A Câmara dos Deputados aprovou na segunda-feira proposta já chancelada pelo Senado para, até 2031, retirar R$ 5 bilhões por ano de gastos na área de defesa dos cálculos da meta fiscal. Para 2025, R$ 3 bilhões serão excepcionalizados. A adesão foi ampla, de governistas e da oposição. Trata-se de um episódio ilustrativo a demonstrar a perda crescente de credibilidade do arcabouço fiscal, em vigor há pouco mais de dois anos.
Se nem o governo, que criou o mecanismo, zela pela sua respeitabilidade, dificilmente o Congresso faria esse papel
A regra que deveria ser a âncora a garantir a responsabilidade com as contas públicas caminha para a desmoralização. Se nem o governo, que criou o mecanismo, zela pela sua respeitabilidade, dificilmente o Congresso faria esse papel. Sobretudo às vésperas de mais um ciclo eleitoral. A toda hora novas despesas fora da norma são aprovadas. Pelos cálculos da Instituição Fiscal Independente (IFI), as deduções da meta, por enquanto, somam cerca de R$ 150 bilhões entre 2024 e 2026.
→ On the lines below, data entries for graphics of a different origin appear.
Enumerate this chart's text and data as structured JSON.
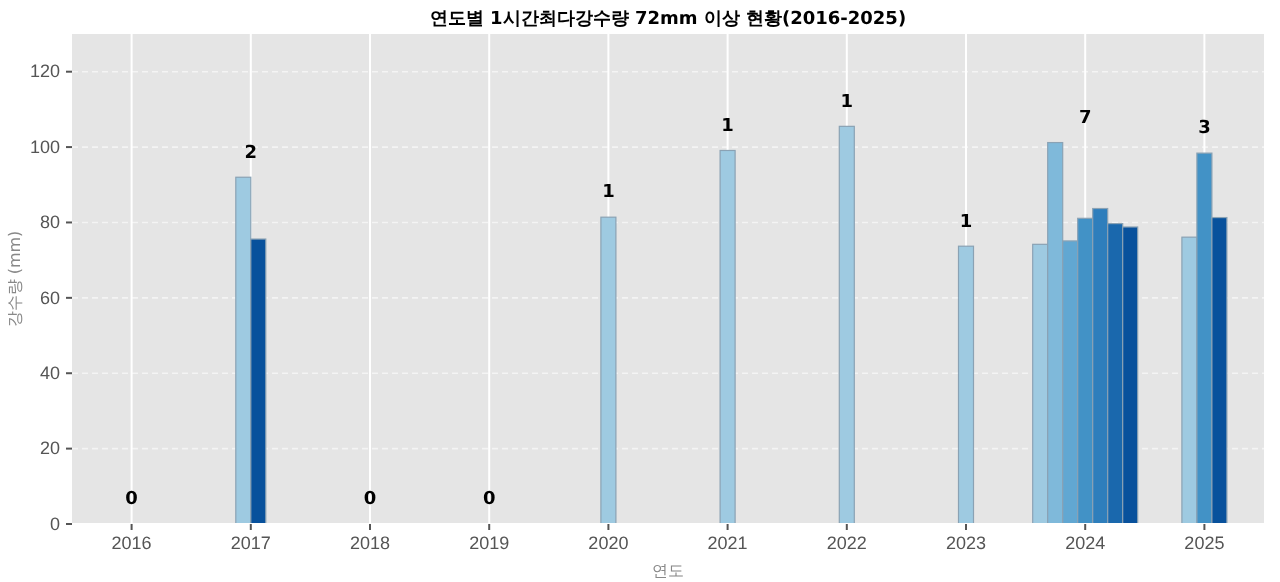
{
  "chart_data": {
    "type": "bar",
    "title": "연도별 1시간최다강수량 72mm 이상 현황(2016-2025)",
    "xlabel": "연도",
    "ylabel": "강수량 (mm)",
    "categories": [
      "2016",
      "2017",
      "2018",
      "2019",
      "2020",
      "2021",
      "2022",
      "2023",
      "2024",
      "2025"
    ],
    "series": [
      {
        "colors": [
          null,
          "#9ecae1",
          null,
          null,
          "#9ecae1",
          "#9ecae1",
          "#9ecae1",
          "#9ecae1",
          "#9ecae1",
          "#9ecae1"
        ],
        "values": [
          null,
          92,
          null,
          null,
          81.4,
          99.1,
          105.5,
          73.7,
          74.2,
          76.1
        ]
      },
      {
        "colors": [
          null,
          "#08519c",
          null,
          null,
          null,
          null,
          null,
          null,
          "#7fb9da",
          "#4292c6"
        ],
        "values": [
          null,
          75.6,
          null,
          null,
          null,
          null,
          null,
          null,
          101.2,
          98.4
        ]
      },
      {
        "colors": [
          null,
          null,
          null,
          null,
          null,
          null,
          null,
          null,
          "#61a7d2",
          "#08519c"
        ],
        "values": [
          null,
          null,
          null,
          null,
          null,
          null,
          null,
          null,
          75.1,
          81.3
        ]
      },
      {
        "colors": [
          null,
          null,
          null,
          null,
          null,
          null,
          null,
          null,
          "#4292c6",
          null
        ],
        "values": [
          null,
          null,
          null,
          null,
          null,
          null,
          null,
          null,
          81.1,
          null
        ]
      },
      {
        "colors": [
          null,
          null,
          null,
          null,
          null,
          null,
          null,
          null,
          "#2e7ebc",
          null
        ],
        "values": [
          null,
          null,
          null,
          null,
          null,
          null,
          null,
          null,
          83.7,
          null
        ]
      },
      {
        "colors": [
          null,
          null,
          null,
          null,
          null,
          null,
          null,
          null,
          "#1a68ad",
          null
        ],
        "values": [
          null,
          null,
          null,
          null,
          null,
          null,
          null,
          null,
          79.7,
          null
        ]
      },
      {
        "colors": [
          null,
          null,
          null,
          null,
          null,
          null,
          null,
          null,
          "#08519c",
          null
        ],
        "values": [
          null,
          null,
          null,
          null,
          null,
          null,
          null,
          null,
          78.8,
          null
        ]
      }
    ],
    "annotations": [
      "0",
      "2",
      "0",
      "0",
      "1",
      "1",
      "1",
      "1",
      "7",
      "3"
    ],
    "ylim": [
      0,
      130
    ],
    "yticks": [
      0,
      20,
      40,
      60,
      80,
      100,
      120
    ],
    "grid": true
  }
}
Há gastos que, frente a situações imprevisíveis, justificariam a excepcionalidade. É o caso da ajuda federal ao RS devido à enchente de 2024. Mas há outras despesas, como essa para a área da defesa, investimentos no PAC e o ressarcimento a aposentados do INSS prejudicados por descontos fraudulentos, que poderiam muito bem ser acomodadas dentro da meta. Isso, claro, desde que, como em qualquer família ou empresa com as finanças apertadas, existisse disposição para cortar gastos. Mas optou-se por banalizar a burla.
As exceções, em especial as de mérito frágil, são uma forma de driblar o compromisso fiscal e aumentar gastos. Oficialmente, não são consideradas nas métricas que apuram o resultado. Mas os recursos são desembolsados e elevam a dívida pública, em trajetória explosiva. Assim, o arcabouço fiscal tem a credibilidade abalada como um sinalizador da saúde das contas do país. Há implicações práticas. As expectativas de inflação se mantêm pressionadas e o Banco Central é obrigado a manter o juro em patamar estratosférico. O mercado também cobra prêmios maiores para investir em títulos do governo.
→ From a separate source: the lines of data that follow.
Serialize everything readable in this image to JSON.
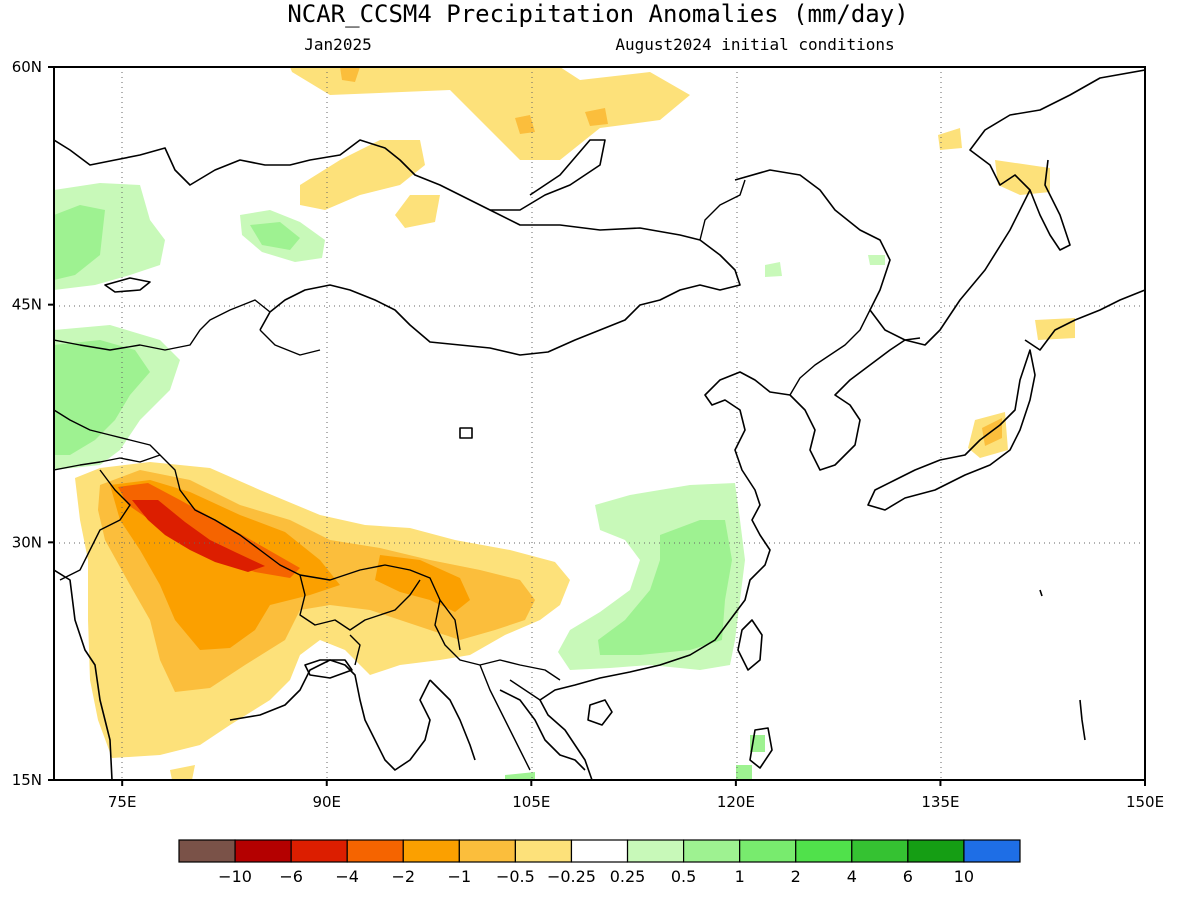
{
  "header": {
    "title": "NCAR_CCSM4 Precipitation Anomalies (mm/day)",
    "valid_month": "Jan2025",
    "init_conditions": "August2024 initial conditions"
  },
  "map": {
    "lon_range": [
      70,
      150
    ],
    "lat_range": [
      15,
      60
    ],
    "lat_ticks": [
      {
        "value": 60,
        "label": "60N"
      },
      {
        "value": 45,
        "label": "45N"
      },
      {
        "value": 30,
        "label": "30N"
      },
      {
        "value": 15,
        "label": "15N"
      }
    ],
    "lon_ticks": [
      {
        "value": 75,
        "label": "75E"
      },
      {
        "value": 90,
        "label": "90E"
      },
      {
        "value": 105,
        "label": "105E"
      },
      {
        "value": 120,
        "label": "120E"
      },
      {
        "value": 135,
        "label": "135E"
      },
      {
        "value": 150,
        "label": "150E"
      }
    ],
    "grid_lons": [
      75,
      90,
      105,
      120,
      135
    ],
    "grid_lats": [
      45,
      30
    ]
  },
  "colorbar": {
    "colors": [
      "#7a5248",
      "#b40000",
      "#dc1e00",
      "#f56400",
      "#fba000",
      "#fbbe3c",
      "#fde17a",
      "#ffffff",
      "#c8f9b9",
      "#9ef291",
      "#78eb6e",
      "#50e14b",
      "#35c232",
      "#159e14",
      "#1e6ee6"
    ],
    "labels": [
      "−10",
      "−6",
      "−4",
      "−2",
      "−1",
      "−0.5",
      "−0.25",
      "0.25",
      "0.5",
      "1",
      "2",
      "4",
      "6",
      "10"
    ]
  }
}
No ano passado, o rombo real foi de R$ 43 bilhões, mas o déficit contabilizado foi de R$ 11 bilhões, o equivalente a 0,09% do PIB. Assim, foi cumprida a meta de déficit zero, com tolerância de um resultado negativo igual a 0,25% do PIB. Para 2025, mesmo com o aumento dos valores fora da meta para R$ 47 bilhões, o esforço será mais árduo para chegar a um buraco equivalente a 0,25% do PIB (ou R$ 31 bilhões) e cumprir a regra. Conforme a IFI, o governo vai precisar de um superávit de R$ 27,1 bilhões no último trimestre. Na prática, o governo abandonou o objetivo de mirar o déficit zero e passou a ter o máximo rombo permitido na norma como objetivo.
Em setembro, o Tribunal de Contas da União (TCU) determinou que o Planalto mirasse o centro da meta, e não a banda inferior. Em outubro a Corte recuou e, na semana passada, o governo conseguiu o aval do Congresso para ser mais frouxo. Se a orientação original do TCU fosse seguida, as emendas parlamentares teriam de entrar na lista de despesas decepadas. Os interesses próprios falaram mais alto e, ao fim, governo e Congresso se associaram na irresponsabilidade.